Preventing Account Takeover (ATO) Attacks
A financial services company uses a WAF with advanced bot detection to prevent account takeover attacks on its customer portal. The WAF analyzes user behavior, device fingerprints, and IP reputation to identify suspicious login attempts characteristic of credential stuffing. When a potential ATO attack is detected, the WAF can automatically block the offending IP address or present a CAPTCHA challenge to verify the user is human. This protects customer accounts from unauthorized access and fraud, building trust and reducing liability for the company.
Applying Virtual Patches for Zero-Day Vulnerabilities
A security team learns of a critical zero-day vulnerability in the open-source CMS powering their corporate website. While waiting for the official patch from the CMS vendor, which could take days, they use their WAF to apply a virtual patch. The security administrator creates a custom rule in the WAF that specifically blocks traffic patterns attempting to exploit this new vulnerability. This provides immediate, targeted protection, effectively closing the security hole and buying the development team crucial time to test and deploy the official software update without exposing the site to attack.

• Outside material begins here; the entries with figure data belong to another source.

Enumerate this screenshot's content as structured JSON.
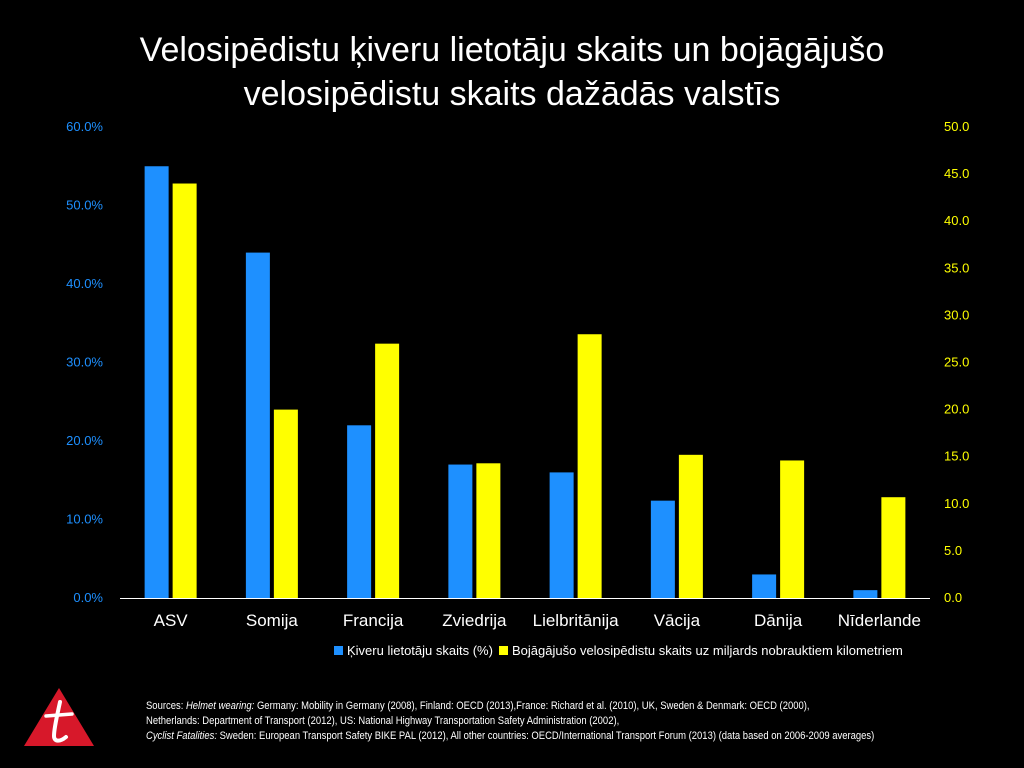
{
  "title": {
    "line1": "Velosipēdistu ķiveru lietotāju skaits un bojāgājušo",
    "line2": "velosipēdistu skaits dažādās valstīs"
  },
  "chart_data": {
    "type": "bar",
    "categories": [
      "ASV",
      "Somija",
      "Francija",
      "Zviedrija",
      "Lielbritānija",
      "Vācija",
      "Dānija",
      "Nīderlande"
    ],
    "series": [
      {
        "name": "Ķiveru lietotāju skaits (%)",
        "axis": "left",
        "color": "#1E90FF",
        "values": [
          55.0,
          44.0,
          22.0,
          17.0,
          16.0,
          12.4,
          3.0,
          1.0
        ]
      },
      {
        "name": "Bojāgājušo velosipēdistu skaits uz miljards nobrauktiem kilometriem",
        "axis": "right",
        "color": "#FFFF00",
        "values": [
          44.0,
          20.0,
          27.0,
          14.3,
          28.0,
          15.2,
          14.6,
          10.7
        ]
      }
    ],
    "y_left": {
      "ylim": [
        0,
        60
      ],
      "ticks": [
        0,
        10,
        20,
        30,
        40,
        50,
        60
      ],
      "tick_labels": [
        "0.0%",
        "10.0%",
        "20.0%",
        "30.0%",
        "40.0%",
        "50.0%",
        "60.0%"
      ],
      "color": "#1E90FF"
    },
    "y_right": {
      "ylim": [
        0,
        50
      ],
      "ticks": [
        0,
        5,
        10,
        15,
        20,
        25,
        30,
        35,
        40,
        45,
        50
      ],
      "tick_labels": [
        "0.0",
        "5.0",
        "10.0",
        "15.0",
        "20.0",
        "25.0",
        "30.0",
        "35.0",
        "40.0",
        "45.0",
        "50.0"
      ],
      "color": "#FFFF00"
    },
    "grid": false,
    "legend": "bottom-right"
  },
  "sources": {
    "line1_label": "Sources: ",
    "line1_italic": "Helmet wearing:",
    "line1_text": " Germany: Mobility in Germany (2008), Finland: OECD (2013),France: Richard et al. (2010), UK, Sweden & Denmark: OECD (2000),",
    "line2_text": "Netherlands: Department of Transport (2012),  US: National Highway Transportation Safety Administration (2002),",
    "line3_italic": "Cyclist Fatalities:",
    "line3_text": " Sweden:  European Transport Safety BIKE PAL (2012),  All other countries: OECD/International Transport Forum (2013) (data based on 2006-2009 averages)"
  },
  "logo": {
    "icon": "t-logo-icon",
    "color": "#D7182A"
  }
}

Blocking Malicious Bots and Content Scrapers
An online publisher invests heavily in creating unique content but finds that competitors are using automated scrapers to steal and republish it. They configure their WAF's bot management features to block these scrapers. The WAF uses techniques like JavaScript challenges, device fingerprinting, and behavioral analysis to distinguish human visitors from automated bots. It blocks known malicious user agents and IP addresses from bot networks, while ensuring legitimate crawlers from search engines can still access and index the site. This protects their intellectual property and maintains their SEO rankings.